C’est offrir une cour de récréation aux artistes, leur permettre de leur laisser un moment où ils peuvent laisser libre cours à leur imagination et à leur création sans être guider par des contraintes de labels ou de formats. Le but est de faire la meilleure track possible et qu’ils s’amusent avec nous.
C’est un peu comme une rencontre entre passionnés pour passer un bon moment musical. Quand vous avez eu l’idée du 808 Club, vous vouliez dès le départ faire des séries de sons avec des artistes ?
[Shaz] Oui, c’était le concept. Sortir une série de singles avec des invités dessus et d’avoir une récurrence. Le but est de sortir des titres avec des rappeurs mais aussi des rappeuses. On n’a pas encore eu de femmes mais on est super ouverts, on aimerait bien à l’avenir. Il y a aussi des artistes internationaux. On est allé à Londres où on a fait des sessions avec des anglais.
Vous avez fait un live à Nantes récemment. C’est quelque chose que vous aimez faire ?
[Alex] Oui, le but c’est aussi de voir les gens qui écoutent les sons et de performer sur scène. Ce live c’était notre premier mais on aimerait en faire encore plus. On va essayer de les multiplier cet été. A la rentrée, ce serait cool d’annoncer une grosse date à Paris. Quand on sort une musique, on voit des streams, des vues, des chiffres. On ne voit pas les visages en temps réels. Les lives permettent de communiquer une énergie. C’est primordial pour nous.
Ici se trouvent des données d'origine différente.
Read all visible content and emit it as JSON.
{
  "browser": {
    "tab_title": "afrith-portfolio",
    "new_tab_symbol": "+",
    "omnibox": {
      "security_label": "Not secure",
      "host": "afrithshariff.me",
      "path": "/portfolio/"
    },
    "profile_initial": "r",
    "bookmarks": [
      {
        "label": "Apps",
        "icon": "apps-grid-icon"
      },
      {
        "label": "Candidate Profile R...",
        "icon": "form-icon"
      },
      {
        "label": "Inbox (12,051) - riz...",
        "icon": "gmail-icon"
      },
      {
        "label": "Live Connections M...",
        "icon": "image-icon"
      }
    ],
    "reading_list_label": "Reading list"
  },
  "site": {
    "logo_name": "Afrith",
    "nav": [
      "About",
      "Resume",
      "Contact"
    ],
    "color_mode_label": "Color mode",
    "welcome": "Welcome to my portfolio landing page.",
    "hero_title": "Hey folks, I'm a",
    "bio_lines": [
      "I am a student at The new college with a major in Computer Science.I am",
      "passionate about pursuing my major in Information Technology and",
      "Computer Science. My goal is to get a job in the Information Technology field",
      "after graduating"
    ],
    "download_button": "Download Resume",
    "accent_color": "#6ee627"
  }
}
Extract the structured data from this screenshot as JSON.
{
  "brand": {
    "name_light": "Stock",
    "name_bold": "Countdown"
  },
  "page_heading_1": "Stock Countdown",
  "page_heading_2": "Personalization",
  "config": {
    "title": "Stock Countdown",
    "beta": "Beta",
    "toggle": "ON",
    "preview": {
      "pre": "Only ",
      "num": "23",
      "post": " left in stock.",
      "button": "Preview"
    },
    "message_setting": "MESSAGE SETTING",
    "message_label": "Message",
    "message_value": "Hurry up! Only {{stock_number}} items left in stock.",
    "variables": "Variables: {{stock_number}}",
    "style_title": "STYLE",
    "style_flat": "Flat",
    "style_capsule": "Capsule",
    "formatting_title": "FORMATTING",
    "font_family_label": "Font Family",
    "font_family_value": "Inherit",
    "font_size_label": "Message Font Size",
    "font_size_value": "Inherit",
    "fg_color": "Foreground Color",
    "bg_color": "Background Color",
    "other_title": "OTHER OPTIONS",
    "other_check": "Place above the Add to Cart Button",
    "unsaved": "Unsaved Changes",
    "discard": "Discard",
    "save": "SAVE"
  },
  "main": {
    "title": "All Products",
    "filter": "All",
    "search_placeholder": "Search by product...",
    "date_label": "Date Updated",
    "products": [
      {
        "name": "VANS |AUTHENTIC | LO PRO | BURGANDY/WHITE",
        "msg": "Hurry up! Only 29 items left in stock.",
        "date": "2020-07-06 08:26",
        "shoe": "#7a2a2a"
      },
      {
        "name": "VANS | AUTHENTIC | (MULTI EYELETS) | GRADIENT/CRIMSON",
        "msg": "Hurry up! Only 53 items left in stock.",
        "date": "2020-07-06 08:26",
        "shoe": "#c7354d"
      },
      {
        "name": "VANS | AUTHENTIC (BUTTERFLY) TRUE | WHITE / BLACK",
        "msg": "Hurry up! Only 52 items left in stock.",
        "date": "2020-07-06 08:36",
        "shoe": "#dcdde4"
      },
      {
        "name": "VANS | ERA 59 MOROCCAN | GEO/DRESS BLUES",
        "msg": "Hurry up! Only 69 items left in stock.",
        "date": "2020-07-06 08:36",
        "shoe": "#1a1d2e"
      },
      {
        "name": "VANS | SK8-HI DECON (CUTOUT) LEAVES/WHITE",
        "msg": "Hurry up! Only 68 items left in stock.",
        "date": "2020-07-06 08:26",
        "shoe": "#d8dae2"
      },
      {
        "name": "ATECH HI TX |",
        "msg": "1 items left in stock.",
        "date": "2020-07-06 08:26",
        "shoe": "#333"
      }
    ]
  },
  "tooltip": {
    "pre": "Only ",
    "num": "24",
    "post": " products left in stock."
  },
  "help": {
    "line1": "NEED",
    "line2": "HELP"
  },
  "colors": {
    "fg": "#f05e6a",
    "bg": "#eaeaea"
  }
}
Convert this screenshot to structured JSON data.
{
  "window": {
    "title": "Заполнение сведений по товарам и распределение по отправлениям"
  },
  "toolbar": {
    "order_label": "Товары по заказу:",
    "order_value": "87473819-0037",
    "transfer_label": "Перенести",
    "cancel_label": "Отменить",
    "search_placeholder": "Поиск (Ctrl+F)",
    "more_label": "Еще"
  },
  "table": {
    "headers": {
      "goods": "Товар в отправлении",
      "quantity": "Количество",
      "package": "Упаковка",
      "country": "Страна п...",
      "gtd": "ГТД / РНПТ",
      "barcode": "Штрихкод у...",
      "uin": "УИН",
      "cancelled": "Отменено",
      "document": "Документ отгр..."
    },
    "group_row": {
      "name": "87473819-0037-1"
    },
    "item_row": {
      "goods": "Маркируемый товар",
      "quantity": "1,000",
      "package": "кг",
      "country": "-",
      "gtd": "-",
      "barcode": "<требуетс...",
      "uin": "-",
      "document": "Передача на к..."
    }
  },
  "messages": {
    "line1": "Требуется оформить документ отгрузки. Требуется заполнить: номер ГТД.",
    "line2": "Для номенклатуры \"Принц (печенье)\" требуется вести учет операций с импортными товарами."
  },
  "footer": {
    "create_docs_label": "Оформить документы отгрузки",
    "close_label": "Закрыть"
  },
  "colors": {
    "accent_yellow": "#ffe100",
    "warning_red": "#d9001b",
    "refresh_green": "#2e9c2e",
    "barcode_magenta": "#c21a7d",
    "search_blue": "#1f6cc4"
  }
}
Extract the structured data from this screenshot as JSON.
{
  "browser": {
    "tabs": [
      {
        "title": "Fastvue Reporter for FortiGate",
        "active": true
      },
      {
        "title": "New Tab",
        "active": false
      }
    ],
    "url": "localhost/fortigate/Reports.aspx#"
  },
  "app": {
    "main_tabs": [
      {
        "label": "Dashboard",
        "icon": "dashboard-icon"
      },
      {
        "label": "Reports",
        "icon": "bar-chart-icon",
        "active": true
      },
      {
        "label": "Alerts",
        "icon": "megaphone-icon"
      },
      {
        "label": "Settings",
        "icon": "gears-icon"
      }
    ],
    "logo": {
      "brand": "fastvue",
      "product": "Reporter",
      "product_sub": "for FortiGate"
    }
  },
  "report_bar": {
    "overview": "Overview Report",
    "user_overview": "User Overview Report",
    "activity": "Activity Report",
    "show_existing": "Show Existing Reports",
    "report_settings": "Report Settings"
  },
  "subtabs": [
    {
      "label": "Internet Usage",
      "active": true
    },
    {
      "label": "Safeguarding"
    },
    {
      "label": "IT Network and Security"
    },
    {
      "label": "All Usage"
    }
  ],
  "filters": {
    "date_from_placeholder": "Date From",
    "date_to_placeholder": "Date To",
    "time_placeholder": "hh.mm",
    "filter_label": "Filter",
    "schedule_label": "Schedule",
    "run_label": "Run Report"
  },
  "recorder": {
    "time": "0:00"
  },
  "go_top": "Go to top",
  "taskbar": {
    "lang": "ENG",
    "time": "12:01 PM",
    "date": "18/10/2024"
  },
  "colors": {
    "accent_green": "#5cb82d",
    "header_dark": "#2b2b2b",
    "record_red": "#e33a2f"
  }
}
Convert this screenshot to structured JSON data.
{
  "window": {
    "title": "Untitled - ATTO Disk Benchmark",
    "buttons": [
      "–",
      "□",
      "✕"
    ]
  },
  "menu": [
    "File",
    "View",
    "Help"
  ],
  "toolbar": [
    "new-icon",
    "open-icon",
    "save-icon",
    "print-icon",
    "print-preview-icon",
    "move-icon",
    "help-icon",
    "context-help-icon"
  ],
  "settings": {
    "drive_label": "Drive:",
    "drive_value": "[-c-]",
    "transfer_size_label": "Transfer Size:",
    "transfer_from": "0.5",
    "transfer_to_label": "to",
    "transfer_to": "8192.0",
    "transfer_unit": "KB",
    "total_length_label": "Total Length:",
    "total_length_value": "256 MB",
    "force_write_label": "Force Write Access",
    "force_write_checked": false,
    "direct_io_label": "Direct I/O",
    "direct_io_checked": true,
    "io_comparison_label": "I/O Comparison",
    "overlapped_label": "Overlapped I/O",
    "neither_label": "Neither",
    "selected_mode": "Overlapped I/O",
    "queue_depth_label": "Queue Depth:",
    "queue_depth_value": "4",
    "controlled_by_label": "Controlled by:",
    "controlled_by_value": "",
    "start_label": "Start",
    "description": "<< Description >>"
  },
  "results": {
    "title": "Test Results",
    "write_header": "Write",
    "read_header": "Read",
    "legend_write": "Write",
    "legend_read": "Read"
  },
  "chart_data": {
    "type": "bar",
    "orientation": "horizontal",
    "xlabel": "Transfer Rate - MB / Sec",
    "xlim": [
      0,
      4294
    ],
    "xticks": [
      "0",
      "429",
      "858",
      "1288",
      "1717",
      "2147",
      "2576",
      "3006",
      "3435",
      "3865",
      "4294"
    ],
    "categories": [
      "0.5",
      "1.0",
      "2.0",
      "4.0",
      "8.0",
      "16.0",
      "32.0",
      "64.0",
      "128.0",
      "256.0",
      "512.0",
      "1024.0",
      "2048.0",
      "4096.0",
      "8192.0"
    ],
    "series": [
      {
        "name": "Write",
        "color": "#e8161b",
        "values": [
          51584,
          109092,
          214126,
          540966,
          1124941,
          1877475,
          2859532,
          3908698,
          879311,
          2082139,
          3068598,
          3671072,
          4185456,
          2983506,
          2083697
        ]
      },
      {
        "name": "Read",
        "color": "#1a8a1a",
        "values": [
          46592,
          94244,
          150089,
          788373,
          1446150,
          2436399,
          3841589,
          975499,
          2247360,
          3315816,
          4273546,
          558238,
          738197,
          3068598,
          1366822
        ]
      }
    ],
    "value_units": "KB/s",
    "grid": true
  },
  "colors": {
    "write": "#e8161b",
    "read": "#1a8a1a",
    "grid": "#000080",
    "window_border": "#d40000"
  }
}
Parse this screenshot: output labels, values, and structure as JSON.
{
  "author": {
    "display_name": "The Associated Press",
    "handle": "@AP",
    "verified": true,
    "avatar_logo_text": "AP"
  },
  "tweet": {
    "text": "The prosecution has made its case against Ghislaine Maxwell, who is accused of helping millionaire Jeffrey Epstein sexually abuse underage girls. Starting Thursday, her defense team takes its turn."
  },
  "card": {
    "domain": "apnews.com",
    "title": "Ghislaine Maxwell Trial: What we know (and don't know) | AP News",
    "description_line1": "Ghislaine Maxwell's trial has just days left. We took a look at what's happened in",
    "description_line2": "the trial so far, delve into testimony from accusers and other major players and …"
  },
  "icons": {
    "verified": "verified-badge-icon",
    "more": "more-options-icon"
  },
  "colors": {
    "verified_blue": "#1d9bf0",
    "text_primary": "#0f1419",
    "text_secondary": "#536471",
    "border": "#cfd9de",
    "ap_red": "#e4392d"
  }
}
Oui, ça permet d’avoir un contact plus humain.
C’est ça. La musique on oublie trop souvent que c’est de l’humain. Transmettre une vibe sur le moment et partager ça avec beaucoup de gens c’est vraiment top.
Comment vous voyez le futur de 808 Club ?
[Shaz] On veut continuer à faire des titres régulièrement et axer plus sur de la « grande musique », c’est-à-dire de ne pas faire de compromis. On veut proposer quelque chose de nouveau. Quand on voit des gens comme Bizarrap, ça nous inspire parce que c’est très qualitatif. On veut encore progresser.
Est-ce qu’il y a des artistes avec qui vous aimeriez collaborer en particulier ?
On essaie avant tout de collaborer avec des gens qui nous plaisent et qui sont disponibles, qui ont envie de venir. C’est aussi s’exposer à faire une performance en studio en live donc ce n’est pas forcément facile pour tout le monde. Nous on aimerait bien avoir Hamza, Freeze Corleone, Damso, Gazo.
[Alex] On va bientôt aller en Allemagne pour faire des sons avec des artistes allemands. Ce qui nous fait vibrer c’est également rencontrer des nouvelles personnes, aller faire des musiques à l’international et dénicher les talents un peu partout dans le monde. Le but ultime de 808 Club c’est de se créer une audience propre au 808 Club et de pouvoir faire des sons avec des artistes qui ont moins de visibilité mais avec qui on s’entend bien et qui ont un bon projet artistique. On essaie de les faire connaître.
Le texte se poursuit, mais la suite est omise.